Ros Beiaard - Beeld en legende ( sage ) in Dendermonde (Scheldeland: Denderstreek en Rupel)
Bronzen Ros Beiaard van kunstenaar Jan Desmarets
De legende:
Aymon, heer van Dendermonde, leefde jarenlang in ruzie met Karel de Grote. Er kwam pas verzoening toen heer Aymon huwde met Adelheid, een nicht van Karel De Grote. Het echtpaar zette vier kloeke zonen op de wereld: Ritsaert, Writsaert, Adelaert en Reinout. Hun vader sloeg hen tot ridder en gaf ze elk een paard. Reinout was evenwel zo sterk dat hij zijn rijdier met één vuistslag velde. Een tweede paard werd hem aangeboden, maar reeds bij de eerste rit brak hij het de lenden. Omdat een ridder toch een paard moest hebben, bracht heer Aymon zijn zoon naar een burcht waarin het door iedereen gevreesde Ros Beiaard zat opgesloten. Na een heroïsch gevecht wist Reinout het dier aan zijn wil te onderwerpen.

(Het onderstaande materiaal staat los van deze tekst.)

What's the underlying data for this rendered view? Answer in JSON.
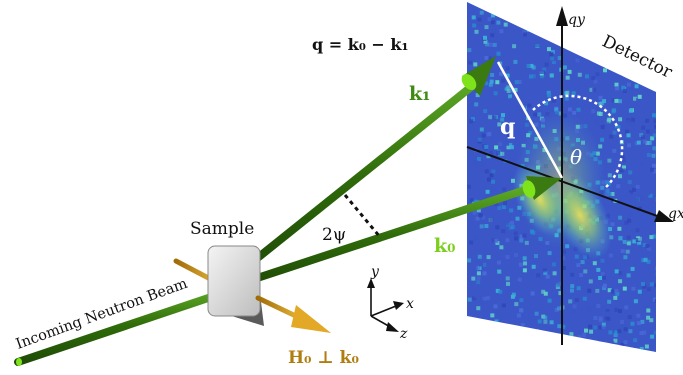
{
  "figure": {
    "equation": "q = k₀ − k₁",
    "detector_label": "Detector",
    "sample_label": "Sample",
    "beam_label": "Incoming Neutron Beam",
    "vectors": {
      "k0": "k₀",
      "k1": "k₁",
      "q_vec": "q",
      "field": "H₀ ⊥ k₀"
    },
    "angles": {
      "two_psi": "2ψ",
      "theta": "θ"
    },
    "axes": {
      "qy": "qy",
      "qx": "qx",
      "x": "x",
      "y": "y",
      "z": "z"
    }
  },
  "colors": {
    "beam_dark": "#2f6b0a",
    "beam_light": "#4f9a1c",
    "tip": "#7ee31a",
    "field": "#c8900e",
    "detector_bg": "#3a55c8"
  }
}
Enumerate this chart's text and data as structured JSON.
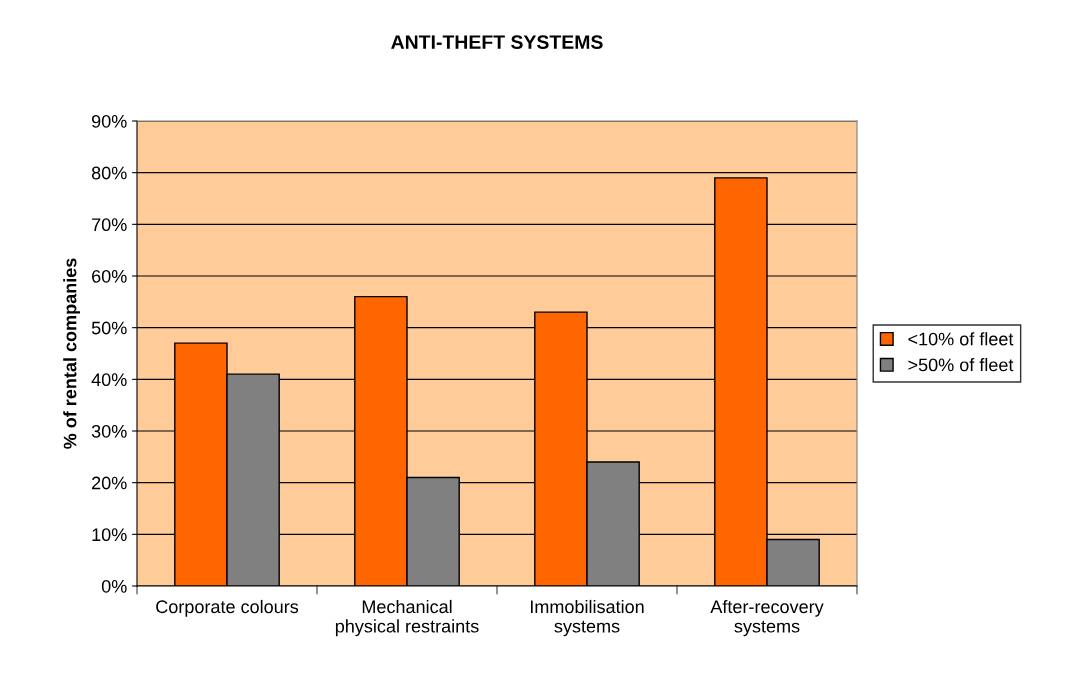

Tijdens een hoog oplopende discussie aan het hof van Karel de Grote onthoofdde Reinout met één slag van zijn zwaard Karels zoon Lodewijk. De Vier Heemskinderen (verbastering van Aymonskinderen), gezeten op Beiaard, sloegen op de vlucht. Vanuit hun sterke burcht verdedigden de vier ridders zich tegen de steeds aanvallende legerbenden van Karel de Grote. De vier broers zagen echter de ongelijke strijd in en Beiaard bracht hen terug naar het ouderlijk verblijf in Dendermonde. Ze troffen er hun rouwende moeder aan. Heer Aymon was namelijk in de handen van Karel de Grote gevallen. Karel wilde enkel vrede sluiten als het duivelse Ros Beiaard aan hem werd uitgeleverd. Reinout weigerde op dit voorstel in te gaan. Uiteindelijk zwichtte hij onder de smeekbede van zijn moeder.
Het Ros werd naar de Dendermonding (Schelde) gebracht, kreeg een aantal zware molenstenen rond de nek en werd in het water gestort. Het Ros verbrijzelde tot tweemaal toe de stenen en zwom hinnikend naar de oever waar Reinout stond. Het tragische schouwspel werd hem te machtig en hij wendde het hoofd af. Het Ros Beiaard dat voor een derde keer boven water kwam, dacht dat zijn meester hem verloochende en verdronk.